The 31-year-old has been wildly successful at shorter distances, establishing herself as arguably America’s top distance runner over the past few years. She’s the reigning U.S. champion in the 10,000m on the track, a 2012 Olympian at 5,000m and last year was the U.S. champion on the roads at 5K, 10K, 12K, 10-mile and 20K. She’s also run a half marathon in 1:07:41, an American record for an all-women’s race.
She’s currently preparing for the U.S. Olympic Trials on the track, with hopes of making her second Olympic team this summer. But after that, she will start her first marathon build-up.
“It’s with excitement that I am going to run my first marathon this fall, and I am honored and delighted to do so at the TCS New York City Marathon,” Huddle said in a press release. “As a native New Yorker and someone who has watched my training partners race through the city many times in the past, I felt like New York has been calling to me for many seasons.”
Several top American women have gone a similar route in making their marathon debut in New York. Kara Goucher debuted in New York in 2008, running a 2:25:53 to finish third overall. In 2011, Shalane Flanagan made her marathon debut and ran a 2:28:40 to finish second.
What Huddle can accomplish over 26.2 miles has been a source of intrigue in the running world for several years now.

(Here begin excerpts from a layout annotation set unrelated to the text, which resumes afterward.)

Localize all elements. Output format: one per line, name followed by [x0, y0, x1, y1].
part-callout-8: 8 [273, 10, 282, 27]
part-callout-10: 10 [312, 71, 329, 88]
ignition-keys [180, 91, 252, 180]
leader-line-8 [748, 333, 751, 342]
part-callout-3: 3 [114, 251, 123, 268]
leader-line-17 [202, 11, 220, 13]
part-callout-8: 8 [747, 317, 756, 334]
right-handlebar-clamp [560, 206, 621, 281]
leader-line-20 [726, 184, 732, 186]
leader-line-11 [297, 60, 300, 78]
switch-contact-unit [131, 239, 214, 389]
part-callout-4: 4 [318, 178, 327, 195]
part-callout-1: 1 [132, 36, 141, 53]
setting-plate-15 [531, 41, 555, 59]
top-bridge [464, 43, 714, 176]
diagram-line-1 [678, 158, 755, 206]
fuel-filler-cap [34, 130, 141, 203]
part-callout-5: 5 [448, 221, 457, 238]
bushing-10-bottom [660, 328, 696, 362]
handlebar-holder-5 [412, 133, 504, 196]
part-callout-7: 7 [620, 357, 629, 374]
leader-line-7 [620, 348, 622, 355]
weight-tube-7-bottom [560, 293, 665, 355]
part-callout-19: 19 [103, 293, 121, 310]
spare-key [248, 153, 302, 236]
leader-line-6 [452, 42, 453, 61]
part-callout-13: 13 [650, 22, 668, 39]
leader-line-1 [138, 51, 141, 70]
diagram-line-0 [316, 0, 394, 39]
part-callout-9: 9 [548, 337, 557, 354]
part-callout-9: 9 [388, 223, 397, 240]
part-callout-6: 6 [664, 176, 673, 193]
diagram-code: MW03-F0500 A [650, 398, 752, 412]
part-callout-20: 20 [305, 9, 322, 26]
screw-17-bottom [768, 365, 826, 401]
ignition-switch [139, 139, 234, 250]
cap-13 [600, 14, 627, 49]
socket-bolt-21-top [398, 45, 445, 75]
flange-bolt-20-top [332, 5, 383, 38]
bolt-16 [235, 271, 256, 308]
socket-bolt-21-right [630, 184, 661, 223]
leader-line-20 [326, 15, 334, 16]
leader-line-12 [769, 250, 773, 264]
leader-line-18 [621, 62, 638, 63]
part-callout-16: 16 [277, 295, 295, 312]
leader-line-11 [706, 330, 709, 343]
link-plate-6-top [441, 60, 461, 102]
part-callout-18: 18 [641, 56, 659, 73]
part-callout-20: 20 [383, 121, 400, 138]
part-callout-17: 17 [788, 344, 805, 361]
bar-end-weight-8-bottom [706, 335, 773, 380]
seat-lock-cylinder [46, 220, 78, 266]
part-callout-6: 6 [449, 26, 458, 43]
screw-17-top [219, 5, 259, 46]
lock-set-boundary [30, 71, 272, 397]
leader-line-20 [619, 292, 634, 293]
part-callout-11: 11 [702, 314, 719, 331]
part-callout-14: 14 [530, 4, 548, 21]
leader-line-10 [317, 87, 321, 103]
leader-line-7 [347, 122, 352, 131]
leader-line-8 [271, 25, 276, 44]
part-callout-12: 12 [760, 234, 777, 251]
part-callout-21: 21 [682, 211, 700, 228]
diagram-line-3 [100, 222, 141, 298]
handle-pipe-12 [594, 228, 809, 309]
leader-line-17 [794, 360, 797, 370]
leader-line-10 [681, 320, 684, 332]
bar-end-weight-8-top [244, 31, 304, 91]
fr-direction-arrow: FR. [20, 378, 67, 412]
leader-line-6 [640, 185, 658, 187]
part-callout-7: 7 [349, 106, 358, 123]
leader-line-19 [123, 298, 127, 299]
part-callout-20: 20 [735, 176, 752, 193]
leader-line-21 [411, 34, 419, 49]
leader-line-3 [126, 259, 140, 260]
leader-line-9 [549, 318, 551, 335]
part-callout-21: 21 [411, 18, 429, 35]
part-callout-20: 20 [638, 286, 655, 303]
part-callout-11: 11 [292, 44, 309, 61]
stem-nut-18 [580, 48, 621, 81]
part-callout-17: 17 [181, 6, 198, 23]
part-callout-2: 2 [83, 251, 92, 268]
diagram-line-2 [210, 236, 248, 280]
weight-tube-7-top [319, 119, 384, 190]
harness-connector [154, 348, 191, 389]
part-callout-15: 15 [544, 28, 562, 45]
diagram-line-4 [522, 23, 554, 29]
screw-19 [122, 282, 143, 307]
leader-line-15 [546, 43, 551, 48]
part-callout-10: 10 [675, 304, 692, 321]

“It feels like running a marathon is a rite of passage as a distance runner, and with my strength work going better than ever, I finally feel ready to tackle that distance on a course and in a city whose grit and vibrancy inspire me,” Huddle said. “I always love running NYRR races from one mile up to 13.1, and by now the city feels like a home course.”
NYRR also announced the introduction of the U.S. prize purse for the New York City Marathon. In 2016, it will total $116,000, with the top male and female American each taking home $25,000. To be eligible, athletes must have U.S. citizenship and not be eligible to represent another country in international competition.